Our work extends the state-of-the-art computational analysis of medical guidelines. Namely, instead of semi-automated conceptual analysis, we demonstrated the feasibility of automated conceptual analysis. That is, in our study, we used a representation derived from a (relatively shallow) neural network (BioASQ embeddings [
51]), and knowledge-based annotations derived from MetaMap (
https://metamap.nlm.nih.gov/ (accessed on 24 February 2021)). Our results, detailed in
Section 6 and in
Appendix A, show that both can be useful as representations of our set of guidelines. Overall, they show similar performance in modeling conceptual similarities. However, the BioAsq_WMD model, using the BioASQ embeddings and the Word Mover’s Distance, seems to be most stable, as it performed very well in all our experiments.
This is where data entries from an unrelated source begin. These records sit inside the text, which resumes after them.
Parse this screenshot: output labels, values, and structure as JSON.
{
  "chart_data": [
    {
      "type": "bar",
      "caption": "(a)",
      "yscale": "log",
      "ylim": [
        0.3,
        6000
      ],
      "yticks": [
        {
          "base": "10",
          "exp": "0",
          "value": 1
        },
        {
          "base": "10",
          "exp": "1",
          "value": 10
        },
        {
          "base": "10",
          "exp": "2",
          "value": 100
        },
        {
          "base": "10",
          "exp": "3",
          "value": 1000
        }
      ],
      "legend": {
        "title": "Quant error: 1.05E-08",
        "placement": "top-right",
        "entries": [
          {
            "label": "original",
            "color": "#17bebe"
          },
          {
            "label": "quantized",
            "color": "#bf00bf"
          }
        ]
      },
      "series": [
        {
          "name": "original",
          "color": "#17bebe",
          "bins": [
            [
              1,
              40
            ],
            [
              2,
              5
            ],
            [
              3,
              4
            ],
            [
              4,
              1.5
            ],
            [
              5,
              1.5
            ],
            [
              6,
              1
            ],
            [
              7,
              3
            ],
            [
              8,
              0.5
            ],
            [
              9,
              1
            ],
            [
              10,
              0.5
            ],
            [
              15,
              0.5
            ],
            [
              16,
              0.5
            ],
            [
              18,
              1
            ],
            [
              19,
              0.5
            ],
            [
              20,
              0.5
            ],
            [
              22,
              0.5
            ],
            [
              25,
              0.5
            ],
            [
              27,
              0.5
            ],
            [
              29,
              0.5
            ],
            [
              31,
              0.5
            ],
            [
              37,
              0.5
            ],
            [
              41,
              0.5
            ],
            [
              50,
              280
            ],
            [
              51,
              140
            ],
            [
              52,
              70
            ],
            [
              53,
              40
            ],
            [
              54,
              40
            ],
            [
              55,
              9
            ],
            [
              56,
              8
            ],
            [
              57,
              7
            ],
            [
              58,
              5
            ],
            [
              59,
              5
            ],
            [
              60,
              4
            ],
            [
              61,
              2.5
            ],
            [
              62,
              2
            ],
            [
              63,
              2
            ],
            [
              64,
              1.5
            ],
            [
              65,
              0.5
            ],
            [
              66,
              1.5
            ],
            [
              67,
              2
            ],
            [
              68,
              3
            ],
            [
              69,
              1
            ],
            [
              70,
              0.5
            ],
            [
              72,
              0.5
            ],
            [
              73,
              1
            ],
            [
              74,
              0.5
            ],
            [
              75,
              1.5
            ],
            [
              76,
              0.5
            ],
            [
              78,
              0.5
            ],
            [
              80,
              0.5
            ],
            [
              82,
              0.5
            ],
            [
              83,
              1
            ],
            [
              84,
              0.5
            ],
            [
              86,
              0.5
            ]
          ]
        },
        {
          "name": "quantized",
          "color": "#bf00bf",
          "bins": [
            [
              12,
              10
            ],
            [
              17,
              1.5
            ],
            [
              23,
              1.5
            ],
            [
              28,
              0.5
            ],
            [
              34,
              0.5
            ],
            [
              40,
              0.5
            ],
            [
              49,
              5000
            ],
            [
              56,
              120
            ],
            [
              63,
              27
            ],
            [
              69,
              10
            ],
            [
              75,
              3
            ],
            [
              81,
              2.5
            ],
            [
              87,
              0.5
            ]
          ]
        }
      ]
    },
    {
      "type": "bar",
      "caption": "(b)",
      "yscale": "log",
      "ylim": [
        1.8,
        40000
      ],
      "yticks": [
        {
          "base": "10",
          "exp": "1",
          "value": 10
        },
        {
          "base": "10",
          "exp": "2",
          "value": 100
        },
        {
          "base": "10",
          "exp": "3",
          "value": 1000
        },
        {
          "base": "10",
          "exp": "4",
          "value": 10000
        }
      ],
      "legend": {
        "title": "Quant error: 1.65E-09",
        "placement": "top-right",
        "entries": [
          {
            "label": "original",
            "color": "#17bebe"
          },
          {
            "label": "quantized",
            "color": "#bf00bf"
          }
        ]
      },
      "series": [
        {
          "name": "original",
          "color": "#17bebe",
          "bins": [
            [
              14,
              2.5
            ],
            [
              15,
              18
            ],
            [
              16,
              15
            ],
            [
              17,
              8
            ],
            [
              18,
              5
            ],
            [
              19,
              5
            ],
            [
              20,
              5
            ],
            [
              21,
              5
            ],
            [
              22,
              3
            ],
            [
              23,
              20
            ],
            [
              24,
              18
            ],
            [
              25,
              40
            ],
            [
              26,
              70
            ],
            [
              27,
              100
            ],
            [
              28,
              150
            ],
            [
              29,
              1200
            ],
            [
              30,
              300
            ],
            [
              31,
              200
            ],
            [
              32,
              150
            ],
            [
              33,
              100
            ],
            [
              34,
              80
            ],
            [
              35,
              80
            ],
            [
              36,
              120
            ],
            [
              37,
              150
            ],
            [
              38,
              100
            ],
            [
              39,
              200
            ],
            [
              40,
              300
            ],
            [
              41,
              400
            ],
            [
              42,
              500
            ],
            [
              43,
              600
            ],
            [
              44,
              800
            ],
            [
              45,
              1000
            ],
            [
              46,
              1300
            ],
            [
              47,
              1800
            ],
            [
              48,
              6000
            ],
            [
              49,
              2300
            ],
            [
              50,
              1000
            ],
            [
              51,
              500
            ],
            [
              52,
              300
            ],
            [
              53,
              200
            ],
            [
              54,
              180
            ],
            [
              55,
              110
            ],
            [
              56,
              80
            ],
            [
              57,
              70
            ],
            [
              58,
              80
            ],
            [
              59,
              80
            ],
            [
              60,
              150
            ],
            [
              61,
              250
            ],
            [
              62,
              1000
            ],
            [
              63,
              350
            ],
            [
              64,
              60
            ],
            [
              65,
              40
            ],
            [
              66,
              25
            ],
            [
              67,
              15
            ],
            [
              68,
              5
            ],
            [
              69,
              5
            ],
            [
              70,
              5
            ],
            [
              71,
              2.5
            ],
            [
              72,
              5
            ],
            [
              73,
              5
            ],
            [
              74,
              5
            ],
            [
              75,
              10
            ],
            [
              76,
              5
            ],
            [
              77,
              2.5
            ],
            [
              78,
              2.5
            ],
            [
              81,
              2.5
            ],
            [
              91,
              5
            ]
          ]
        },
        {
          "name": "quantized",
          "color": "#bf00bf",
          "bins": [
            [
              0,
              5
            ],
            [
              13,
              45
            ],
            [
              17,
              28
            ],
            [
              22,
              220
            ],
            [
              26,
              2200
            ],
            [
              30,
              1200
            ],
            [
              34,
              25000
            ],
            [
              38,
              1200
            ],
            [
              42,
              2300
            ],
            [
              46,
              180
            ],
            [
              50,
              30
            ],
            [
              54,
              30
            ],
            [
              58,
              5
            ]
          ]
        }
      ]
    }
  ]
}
Although this article is a collection of three case studies, bound by a common method, it could be a good starting point for an analysis of other medical guidelines and perhaps other areas of expert disagreement. The methods described in this article are easy to use and rely on well-known tools such as word embeddings and MetaMap. They can also be extended and improved to produce more accurate and deeper analyses, due to the fast progress in text mining and deep learning techniques. From the point of view of methodology of analyzing medical guidelines, this article contains the first computational implementation of the “near-peer” model mentioned earlier. To our knowledge, ours is the first proposal to use automated methods of text analysis to investigate differences in recommendations.